Taguri Masataka, Chiba Yasutaka
Yokohama City University, Japan.
Int J Biostat. 2012 Aug 7;8(1):24. doi: 10.1515/1557-4679.1386.
Abstract Noncompliance with assigned treatment is an important problem of randomized clinical trials. In this situation, the structural mean model (SMM) approach focuses on the average treatment effect among patients actually treated (ATT).

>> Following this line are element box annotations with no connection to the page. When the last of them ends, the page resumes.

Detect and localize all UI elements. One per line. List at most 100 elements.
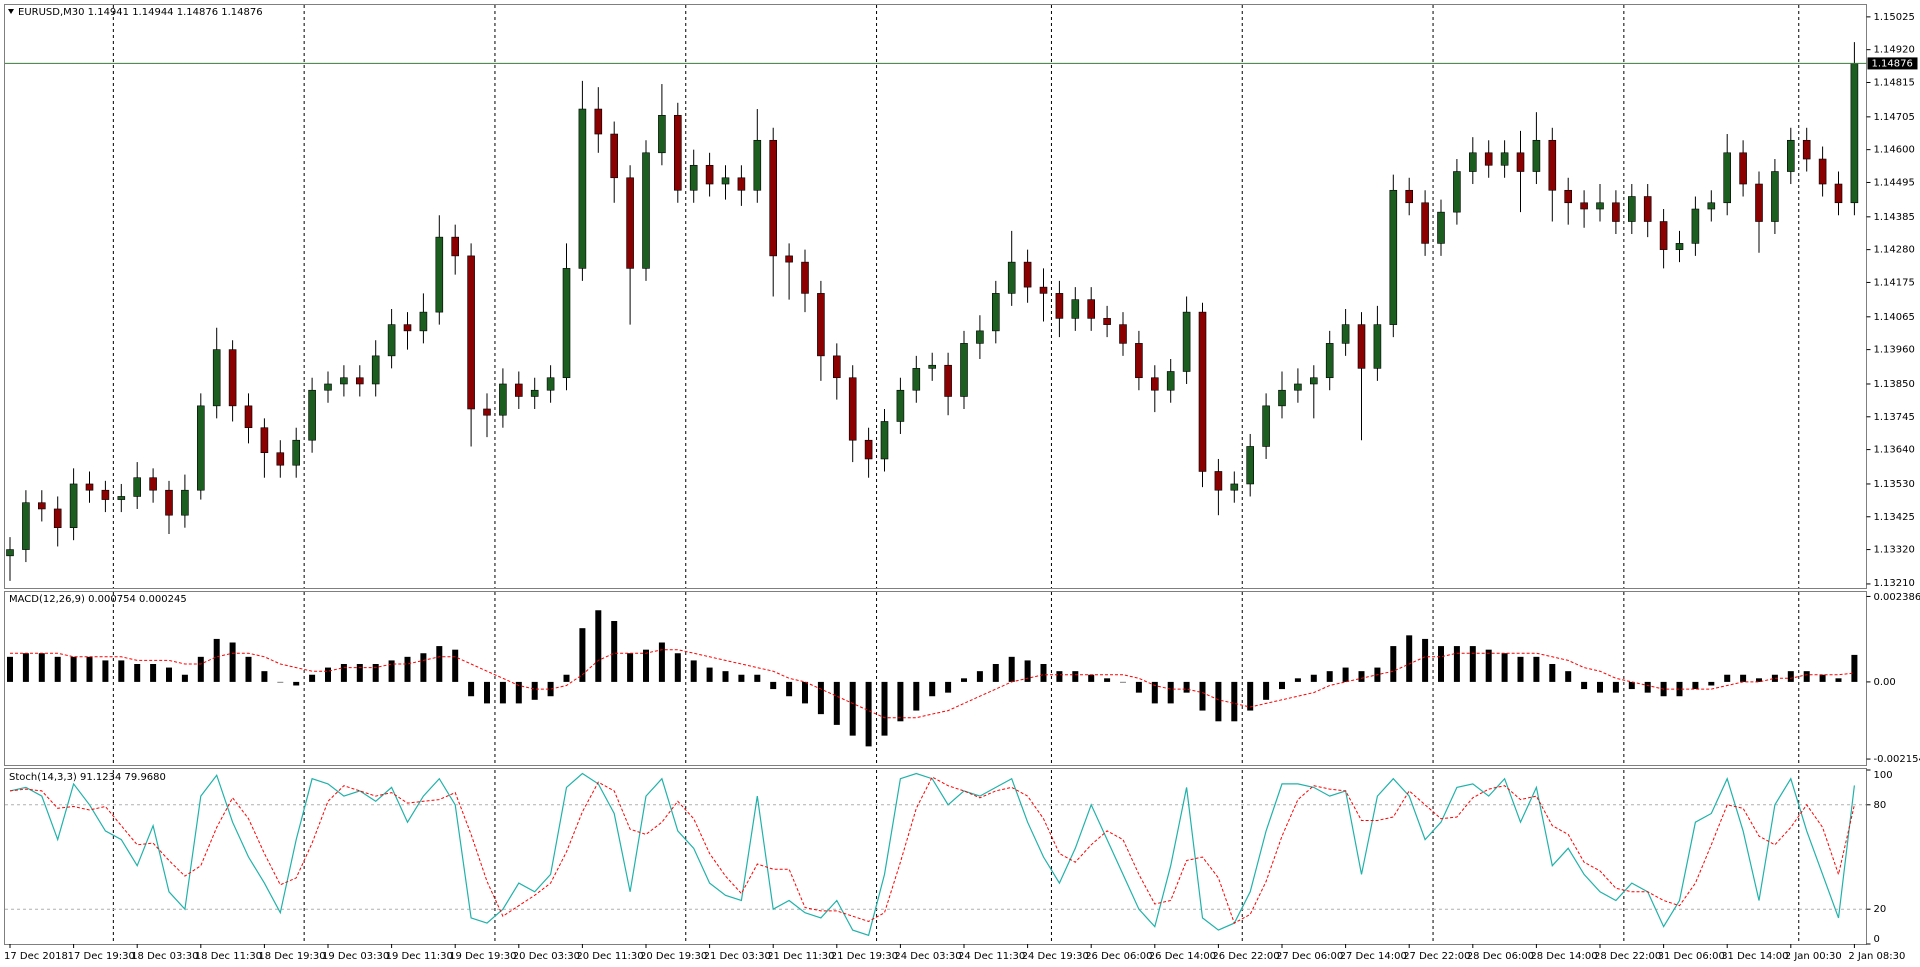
x-tick-label: 24 Dec 19:30 [1022,951,1089,962]
macd-bar [436,646,443,682]
candle-body [801,261,809,294]
candle-body [1850,63,1859,204]
candle-body [1453,171,1461,213]
candle-body [117,496,126,500]
candle-body [1707,202,1716,210]
candle-body [1596,202,1604,210]
candle-body [69,483,78,529]
macd-bar [22,653,29,682]
candle-body [1691,208,1700,244]
candle-body [817,293,825,357]
candle-body [1039,286,1048,294]
x-tick-label: 27 Dec 22:00 [1403,951,1470,962]
candle-body [1182,311,1191,372]
macd-bar [1072,671,1079,682]
menu-arrow[interactable] [8,9,14,14]
macd-bar [1517,656,1524,682]
y-tick-label: 1.13850 [1874,379,1915,390]
x-tick-label: 18 Dec 11:30 [195,951,262,962]
candle-body [1484,152,1493,166]
y-tick-label: 1.14815 [1874,77,1915,88]
macd-bar [1040,663,1047,682]
candle-body [371,355,380,385]
macd-bar [86,656,93,682]
macd-bar [134,663,141,682]
macd-bar [1724,674,1731,682]
stoch-title: Stoch(14,3,3) 91.1234 79.9680 [9,772,166,783]
macd-bar [1628,681,1635,690]
y-tick-label: 1.14280 [1874,245,1915,256]
candle-body [1580,202,1588,210]
macd-bar [388,660,395,682]
macd-bar [706,667,713,682]
macd-bar [786,681,793,697]
candle-body [594,108,603,135]
macd-bar [1135,681,1142,693]
candle-body [848,377,857,441]
candle-body [467,255,475,410]
candle-body [244,405,253,429]
macd-bar [1231,681,1238,722]
macd-bar [1819,674,1826,682]
macd-bar [515,681,522,704]
candle-body [1341,324,1350,344]
candle-body [435,236,444,313]
candle-body [896,389,905,422]
y-tick-label: 1.14705 [1874,112,1915,123]
macd-bar [690,660,697,682]
candle-body [355,377,364,385]
candle-body [1166,371,1175,391]
candle-body [1834,183,1843,204]
candle-body [721,177,730,185]
macd-bar [881,681,888,736]
candle-body [165,489,173,516]
macd-bar [1279,681,1285,690]
candle-body [1612,202,1620,222]
stoch-signal-line [9,776,1855,924]
macd-bar [1199,681,1206,711]
candle-body [1310,377,1318,385]
y-tick-label: 1.13320 [1874,545,1915,556]
macd-bar [118,660,125,682]
macd-bar [1644,681,1651,693]
macd-bar [1422,638,1429,682]
candle-body [212,349,221,407]
macd-bar [1342,667,1349,682]
candle-body [1198,311,1207,472]
macd-bar [1120,681,1126,683]
macd-bar [54,656,61,682]
candle-body [419,311,428,332]
macd-bar [992,663,999,682]
y-tick-label: 1.14495 [1874,177,1915,188]
candle-body [1373,324,1382,369]
macd-bar [1056,671,1063,682]
candle-body [340,377,348,385]
x-tick-label: 28 Dec 14:00 [1530,951,1597,962]
candle-body [1023,261,1032,288]
x-tick-label: 17 Dec 2018 [4,951,68,962]
candle-body [228,349,237,407]
candle-body [737,177,746,191]
y-tick-label: 1.13640 [1874,445,1915,456]
macd-bar [1088,674,1095,682]
candle-body [705,164,714,185]
candle-body [1548,139,1557,191]
candle-body [1469,152,1477,172]
y-tick-label: 1.13960 [1874,345,1915,356]
candle-body [149,477,157,491]
macd-bar [1581,681,1588,690]
candle-body [1357,324,1366,369]
macd-bar [1326,671,1333,682]
macd-bar [181,674,188,682]
y-tick-label: 0 [1874,934,1880,945]
candle-body [53,508,62,529]
candle-body [626,177,634,269]
macd-bar [1358,671,1365,682]
candle-body [181,489,189,516]
candle-body [578,108,587,269]
candle-body [1437,211,1445,244]
macd-bar [1851,654,1858,682]
candle-body [880,421,889,460]
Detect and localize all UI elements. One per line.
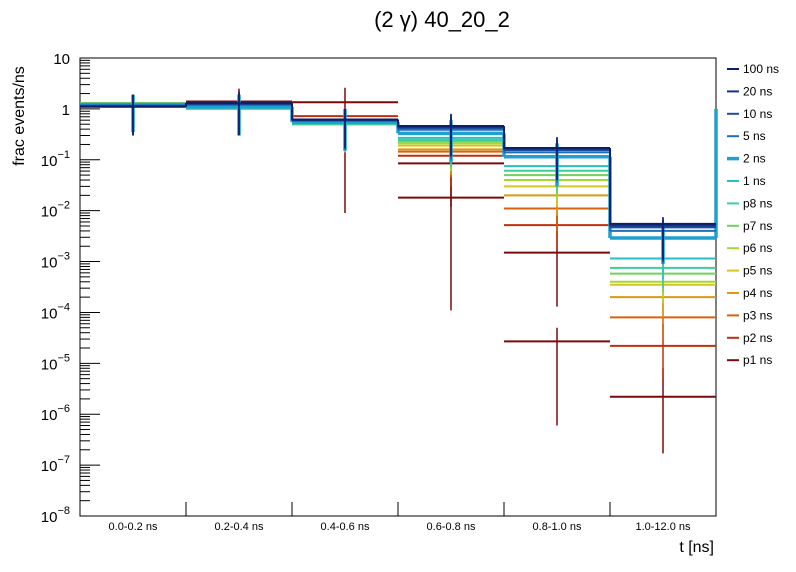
y-tick-label: 10−2 — [41, 200, 70, 221]
legend-label: p5 ns — [743, 264, 772, 278]
x-tick-label: 0.4-0.6 ns — [321, 521, 370, 533]
legend-label: p4 ns — [743, 286, 772, 300]
series-10-ns — [80, 92, 716, 262]
x-axis-title: t [ns] — [679, 539, 714, 556]
x-tick-label: 0.0-0.2 ns — [109, 521, 158, 533]
x-tick-label: 1.0-12.0 ns — [635, 521, 691, 533]
legend-label: p3 ns — [743, 308, 772, 322]
legend-label: p1 ns — [743, 353, 772, 367]
legend-label: 10 ns — [743, 107, 772, 121]
x-tick-label: 0.8-1.0 ns — [533, 521, 582, 533]
y-axis: 10−8 10−7 10−6 10−5 10−4 10−3 10−2 10−1 1 10 — [41, 51, 100, 526]
legend-label: 5 ns — [743, 129, 766, 143]
x-tick-label: 0.2-0.4 ns — [215, 521, 264, 533]
chart-title: (2 γ) 40_20_2 — [374, 7, 510, 32]
legend-label: p6 ns — [743, 241, 772, 255]
legend-label: p7 ns — [743, 219, 772, 233]
y-tick-label: 10−1 — [41, 149, 70, 170]
x-tick-label: 0.6-0.8 ns — [427, 521, 476, 533]
y-tick-label: 10−8 — [41, 505, 70, 526]
series-100-ns — [80, 91, 716, 260]
y-tick-label: 10 — [53, 51, 70, 68]
series-layer — [80, 87, 718, 454]
legend-label: 20 ns — [743, 84, 772, 98]
legend: 100 ns 20 ns 10 ns 5 ns 2 ns 1 ns p8 ns p7 ns p6… — [727, 62, 779, 367]
y-tick-label: 10−3 — [41, 251, 70, 272]
series-p2-ns — [80, 93, 716, 379]
x-axis: 0.0-0.2 ns 0.2-0.4 ns 0.4-0.6 ns 0.6-0.8 ns… — [109, 502, 691, 533]
y-tick-label: 10−7 — [41, 454, 70, 475]
series-20-ns — [80, 92, 716, 262]
y-axis-title: frac events/ns — [11, 66, 28, 166]
y-tick-label: 1 — [62, 102, 70, 119]
y-tick-label: 10−4 — [41, 301, 70, 322]
legend-label: 2 ns — [743, 152, 766, 166]
legend-label: 100 ns — [743, 62, 779, 76]
y-tick-label: 10−5 — [41, 352, 70, 373]
y-tick-label: 10−6 — [41, 403, 70, 424]
legend-label: p8 ns — [743, 196, 772, 210]
legend-label: p2 ns — [743, 331, 772, 345]
series-extra — [398, 162, 610, 426]
legend-label: 1 ns — [743, 174, 766, 188]
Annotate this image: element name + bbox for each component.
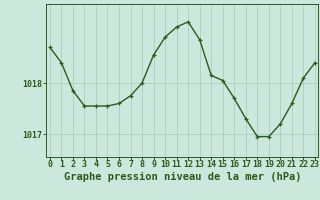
X-axis label: Graphe pression niveau de la mer (hPa): Graphe pression niveau de la mer (hPa) <box>64 172 301 182</box>
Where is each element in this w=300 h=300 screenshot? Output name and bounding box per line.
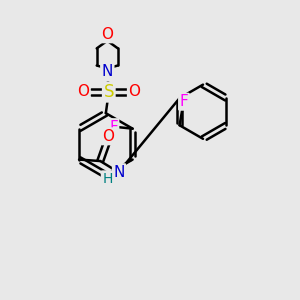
Text: N: N: [113, 165, 125, 180]
Text: N: N: [102, 64, 113, 80]
Text: O: O: [102, 129, 114, 144]
Text: O: O: [128, 85, 140, 100]
Text: F: F: [180, 94, 188, 109]
Text: S: S: [103, 83, 114, 101]
Text: O: O: [101, 27, 113, 42]
Text: F: F: [109, 120, 118, 135]
Text: H: H: [102, 172, 112, 186]
Text: O: O: [77, 85, 89, 100]
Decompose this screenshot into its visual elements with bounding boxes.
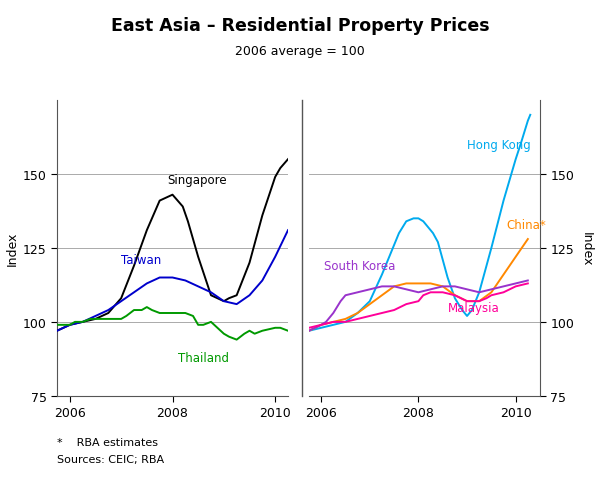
Text: Thailand: Thailand [178, 351, 229, 364]
Text: 2006 average = 100: 2006 average = 100 [235, 45, 365, 58]
Text: Sources: CEIC; RBA: Sources: CEIC; RBA [57, 454, 164, 464]
Text: *    RBA estimates: * RBA estimates [57, 437, 158, 447]
Text: Taiwan: Taiwan [121, 254, 161, 267]
Text: East Asia – Residential Property Prices: East Asia – Residential Property Prices [110, 17, 490, 36]
Text: Malaysia: Malaysia [448, 301, 499, 314]
Text: South Korea: South Korea [323, 260, 395, 273]
Text: China*: China* [506, 218, 546, 231]
Y-axis label: Index: Index [5, 231, 19, 265]
Y-axis label: Index: Index [580, 231, 593, 265]
Text: Hong Kong: Hong Kong [467, 139, 531, 152]
Text: Singapore: Singapore [167, 174, 227, 187]
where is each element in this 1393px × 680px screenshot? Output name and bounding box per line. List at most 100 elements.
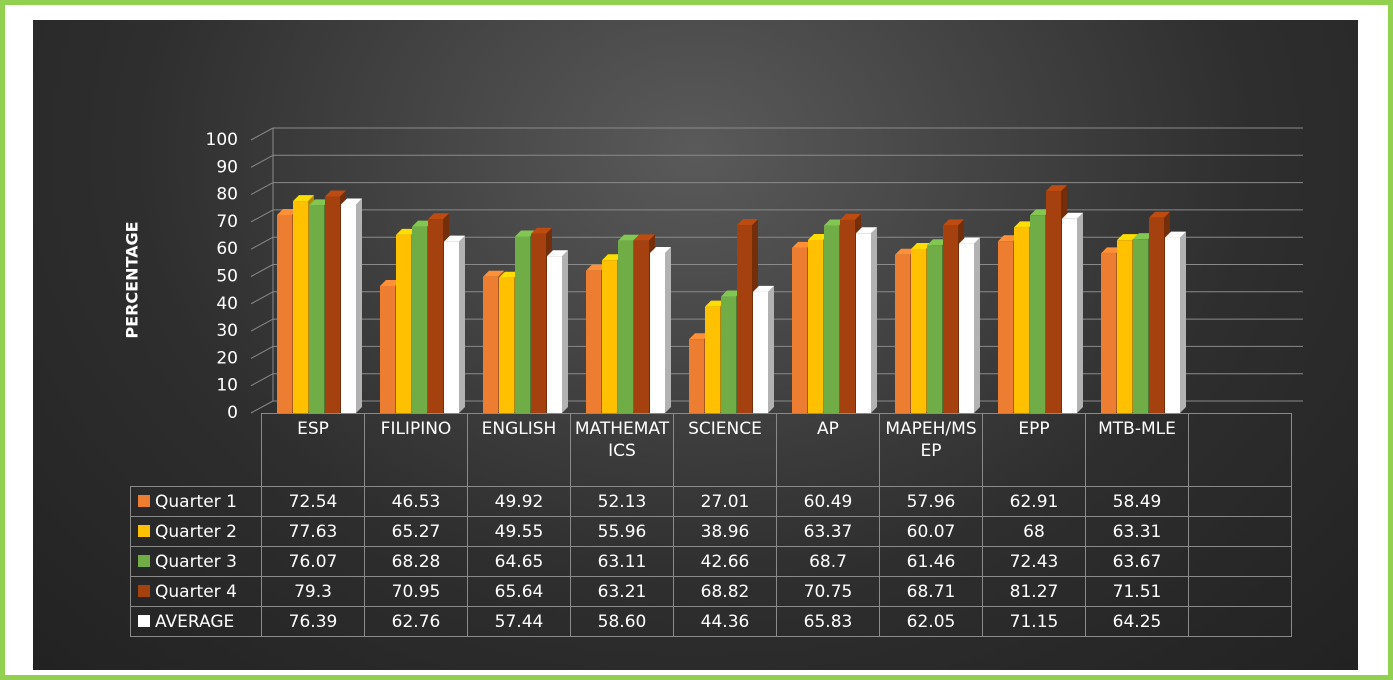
bar-top bbox=[634, 234, 655, 241]
bar-top bbox=[444, 235, 465, 242]
series-row: Quarter 2 77.63 65.27 49.55 55.96 38.96 63.37 6… bbox=[130, 516, 1292, 547]
legend-label: Quarter 2 bbox=[155, 521, 237, 542]
bar bbox=[515, 236, 530, 413]
bar-top bbox=[412, 220, 433, 227]
legend-label: AVERAGE bbox=[155, 611, 235, 632]
legend-swatch bbox=[138, 554, 150, 567]
value-cell: 64.25 bbox=[1085, 606, 1189, 637]
bar bbox=[998, 241, 1013, 413]
value-cell: 58.60 bbox=[570, 606, 674, 637]
y-tick-label: 100 bbox=[206, 130, 238, 150]
bar-top bbox=[1046, 185, 1067, 192]
y-tick-label: 50 bbox=[216, 267, 238, 287]
bar-top bbox=[380, 279, 401, 286]
y-tick-label: 10 bbox=[216, 376, 238, 396]
value-cell: 72.43 bbox=[982, 546, 1086, 577]
legend-label: Quarter 3 bbox=[155, 551, 237, 572]
empty-cell bbox=[1188, 606, 1292, 637]
bar bbox=[586, 270, 601, 413]
legend-cell: AVERAGE bbox=[130, 606, 262, 637]
bar-top bbox=[428, 213, 449, 220]
y-tick-label: 60 bbox=[216, 239, 238, 259]
bar-top bbox=[1133, 233, 1154, 240]
series-row: AVERAGE 76.39 62.76 57.44 58.60 44.36 65.83 62.… bbox=[130, 606, 1292, 637]
value-cell: 65.27 bbox=[364, 516, 468, 547]
bar-top bbox=[483, 270, 504, 277]
bar bbox=[428, 219, 443, 413]
category-label: ENGLISH bbox=[467, 413, 571, 487]
bar-top bbox=[895, 248, 916, 255]
bar bbox=[499, 277, 514, 413]
bar bbox=[737, 225, 752, 413]
bar bbox=[341, 204, 356, 413]
bar-top bbox=[325, 190, 346, 197]
tick-mark bbox=[250, 345, 274, 359]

In contrast, the principal stratification (PS) approach addresses the effect on a certain subgroup defined by latent compliance behavior. While these approaches target different causal effects, the estimators have the same form as the classical instrumental variable estimator, under the assumption of no effect modification (NEM) and monotonic selection. In this article, we clarify the relation between SMM and PS under the monotonic selection assumption. Specifically, we translate the NEM assumption for the SMM estimator into the words of the PS approach. Then, we propose a new bound for the ATT by making a possibly more plausible assumption than the NEM assumption based on the PS approach. Furthermore, we extend these results to the average treatment effect for the entire population. The proposed bounds are illustrated with applications to a real clinical trial data. Although our assumption cannot be empirically verified, the proposed bounds can be considerably tighter than those previously proposed.
摘要 不遵守指定治疗方案是随机临床试验中的一个重要问题。在这种情况下,结构均值模型(SMM)方法关注的是实际接受治疗的患者中的平均治疗效果(ATT)。相比之下,主分层(PS)方法关注的是由潜在依从行为定义的某个亚组上的治疗效果。虽然这些方法针对不同的因果效应,但在无效应修正(NEM)和单调选择假设下,估计量与经典工具变量估计量具有相同的形式。在本文中,我们阐明了在单调选择假设下SMM和PS之间的关系。具体而言,我们将SMM估计量的NEM假设用PS方法的语言进行表述。然后,基于PS方法,通过做出一个可能比NEM假设更合理的假设,我们提出了ATT的一个新的界。此外,我们将这些结果扩展到了整个人群的平均治疗效果。通过应用于一个真实的临床试验数据对所提出的界进行了说明。虽然我们的假设无法通过经验进行验证,但所提出的界可能比先前提出的界更紧。